Small Businesses and Their Impact on the Economy

Why They Are the Lifeblood of America

small business owner writing prices on menu
Small businesses are critical to U.S. growth. Photo: Dougal Waters/Getty Images

Definition: Small businesses are companies that employ fewer than 500 employees (manufacturing) or 100 employees (wholesale trade). The Federal government has specific definitions for small businesses in all other industries. The Small Business Administration defines small businesses as follows:

  • Manufacturing and mining industries - 500 employees.
  • Wholesale trade - 100 employees.
  • Retail and service - $6 million.
  • Construction - $28.5 million.
  • Trade contractors - $12 million.
  • Agricultural - $0.75 million.

That's important to know if you are looking for a small business federal grant or loan.  Most federal agencies, and many state and local governments, use the SBA size standards. You can search for further information and loan opportunities on the SBA website.
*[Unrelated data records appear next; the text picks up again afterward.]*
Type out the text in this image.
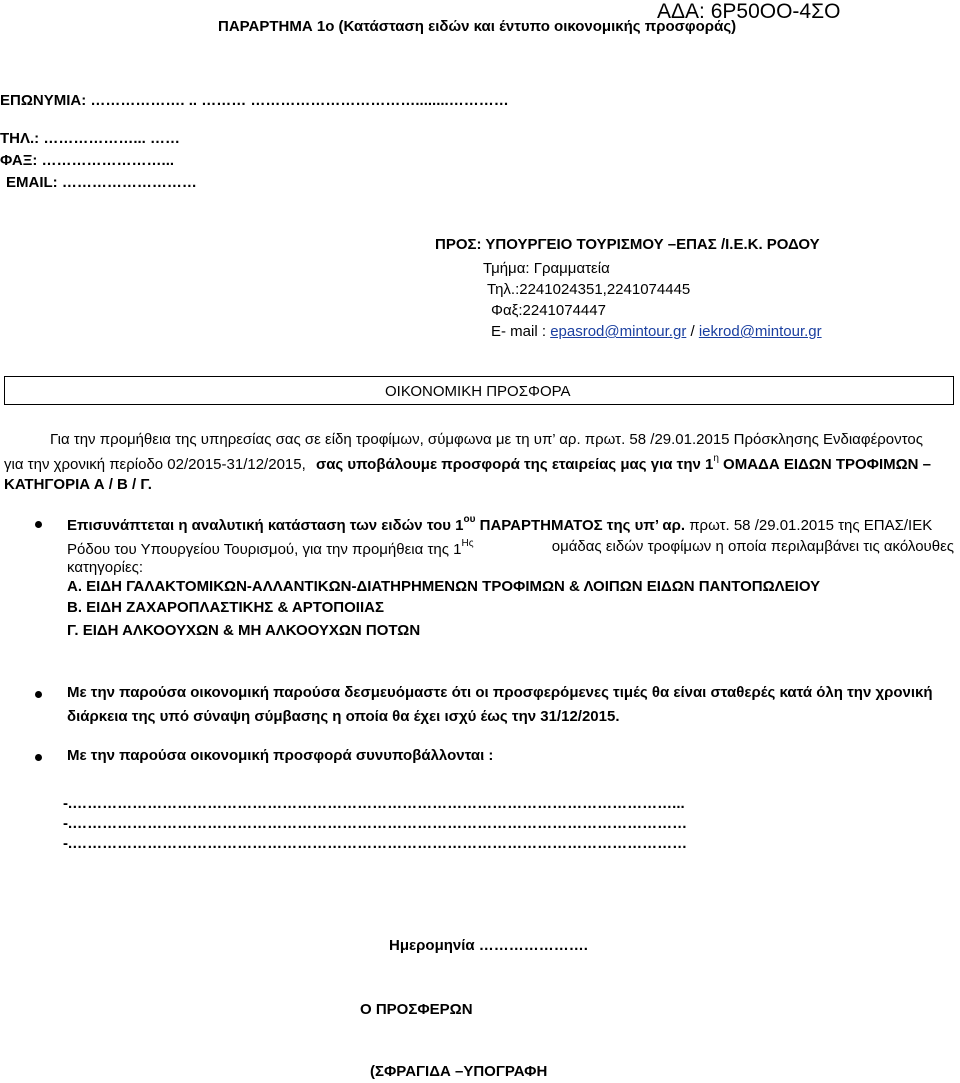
ΑΔΑ: 6Ρ50ΟΟ-4ΣΟ
ΠΑΡΑΡΤΗΜΑ 1ο (Κατάσταση ειδών και έντυπο οικονομικής προσφοράς)
ΕΠΩΝΥΜΙΑ: ………………. .. ……… ……………………………........…………
ΤΗΛ.: ………………... ……
ΦΑΞ: ……………………...
EMAIL: ………………………
ΠΡΟΣ: ΥΠΟΥΡΓΕΙΟ ΤΟΥΡΙΣΜΟΥ –ΕΠΑΣ /Ι.Ε.Κ. ΡΟΔΟΥ
Τμήμα: Γραμματεία
Τηλ.:2241024351,2241074445
Φαξ:2241074447
E- mail : epasrod@mintour.gr / iekrod@mintour.gr
ΟΙΚΟΝΟΜΙΚΗ ΠΡΟΣΦΟΡΑ
Για την προμήθεια της υπηρεσίας σας σε είδη τροφίμων, σύμφωνα με τη υπ’ αρ. πρωτ. 58 /29.01.2015 Πρόσκλησης Ενδιαφέροντος
για την χρονική περίοδο 02/2015-31/12/2015, σας υποβάλουμε προσφορά της εταιρείας μας για την $1^\eta$ ΟΜΑΔΑ ΕΙΔΩΝ ΤΡΟΦΙΜΩΝ –
ΚΑΤΗΓΟΡΙΑ Α / Β / Γ.
Επισυνάπτεται η αναλυτική κατάσταση των ειδών του $1^{o\upsilon}$ ΠΑΡΑΡΤΗΜΑΤΟΣ της υπ’ αρ. πρωτ. 58 /29.01.2015 της ΕΠΑΣ/ΙΕΚ
Ρόδου του Υπουργείου Τουρισμού, για την προμήθεια της $1^{H\varsigma}$	ομάδας ειδών τροφίμων η οποία περιλαμβάνει τις ακόλουθες
κατηγορίες:
Α. ΕΙΔΗ ΓΑΛΑΚΤΟΜΙΚΩΝ-ΑΛΛΑΝΤΙΚΩΝ-ΔΙΑΤΗΡΗΜΕΝΩΝ ΤΡΟΦΙΜΩΝ & ΛΟΙΠΩΝ ΕΙΔΩΝ ΠΑΝΤΟΠΩΛΕΙΟΥ
Β. ΕΙΔΗ ΖΑΧΑΡΟΠΛΑΣΤΙΚΗΣ & ΑΡΤΟΠΟΙΙΑΣ
Γ. ΕΙΔΗ ΑΛΚΟΟΥΧΩΝ & ΜΗ ΑΛΚΟΟΥΧΩΝ ΠΟΤΩΝ
Με την παρούσα οικονομική παρούσα δεσμευόμαστε ότι οι προσφερόμενες τιμές θα είναι σταθερές κατά όλη την χρονική
διάρκεια της υπό σύναψη σύμβασης η οποία θα έχει ισχύ έως την 31/12/2015.
Με την παρούσα οικονομική προσφορά συνυποβάλλονται :
-.…………………………………………………………………………………………………………...
-.……………………………………………………………………………………………………………
-.……………………………………………………………………………………………………………
Ημερομηνία ………………….
Ο ΠΡΟΣΦΕΡΩΝ
(ΣΦΡΑΓΙΔΑ –ΥΠΟΓΡΑΦΗ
How Small Businesses Affect the U.S. Economy

Small businesses are critical to U.S. economic growth. Why? They contribute 65 percent of all new jobs. Without small businesses, the economy won't grow.

The vast majority of companies in the U.S. are very small businesses. In fact, 96 percent have 50 or fewer employees. That's 5.8 million out of 6 million total companies. Yet, they employ just about 34 million workers. (Source: Healthcare.gov)

Stimulus Spending

In 2009, the Economic Stimulus Act provided tax credits and funds for small businesses. The TARP program gave $95 billion to community banks for small business loans.

In 2010, the federal government gave them another $30 billion. That was added to the FY 2011 budget. For more, see Stimulus Money for Small Businesses.

Tax Cuts

The Bush tax cuts, originally passed in 2001 and 2003, were extended in 2010. They were extended again in 2012 for those making less than $250,000 a year.

Some argue they should also be extended for those making more because many of them are small business owners. In fact, only 3 percent of small businesses make that much. But that 3 percent employs 25 percent of the workforce.

A compromise that was never passed would have extended the Bush tax cuts for these small businesses only. As many as 70 percent of the wealthy don't own small businesses. If the tax cuts expired for them, it could have reduced the deficit by $700 billion over the next ten years. 

Obamacare

In the last decade, the cost of providing health care insurance has skyrocketed for small businesses. The average premiums rose from $5,700 in 1999 to $12,700 in 2009. As a result, only 59 percent of small businesses offered health insurance benefits. That's down from 65 percent in 1999.

The Affordable Care Act requires small businesses with 50 employees or more to provide health insurance or they pay a fine. The penalty is $2,000 per employee for all but the first 30 employees. Despite what you might hear, this requirement doesn't hurt most small businesses. That's because more than 96 percent of such companies already do provide insurance. (Source: Healthcare.gov)

Businesses with fewer than 100 employees can use the state-run exchanges to shop for the most cost-effective plan.

Businesses with fewer than 50 employees don't have to pay a fine if their workers get tax credits through the exchange.

Companies with 25 employees or less may qualify for a 50 percent tax credit. One criterion is that the average annual salary of their employees must be $50,000 or less. To find out how to qualify, go to Small Business Tax Credit.

Businesses that offer health insurance as a benefit to early retirees 55-64 can get federal financial assistance. Find out how at ERRP.

Investing in Small Businesses

Once a small business starts to do well, it often needs more capital to grow. Many companies decide to access the stock market for that capital. They undertake the arduous process to issue an Initial Public Offering. These stock offerings are only available to large investors. They are very risky because you cannot sell the stock during an initial window of time.

If the stock plummets, you must helplessly watch your investment shrink.

It's much easier and safer to invest in small cap stocks. The advantage is that offer the possibility for healthy growth. Small cap stocks are defined as companies with a market capitalization of less than $2 billion.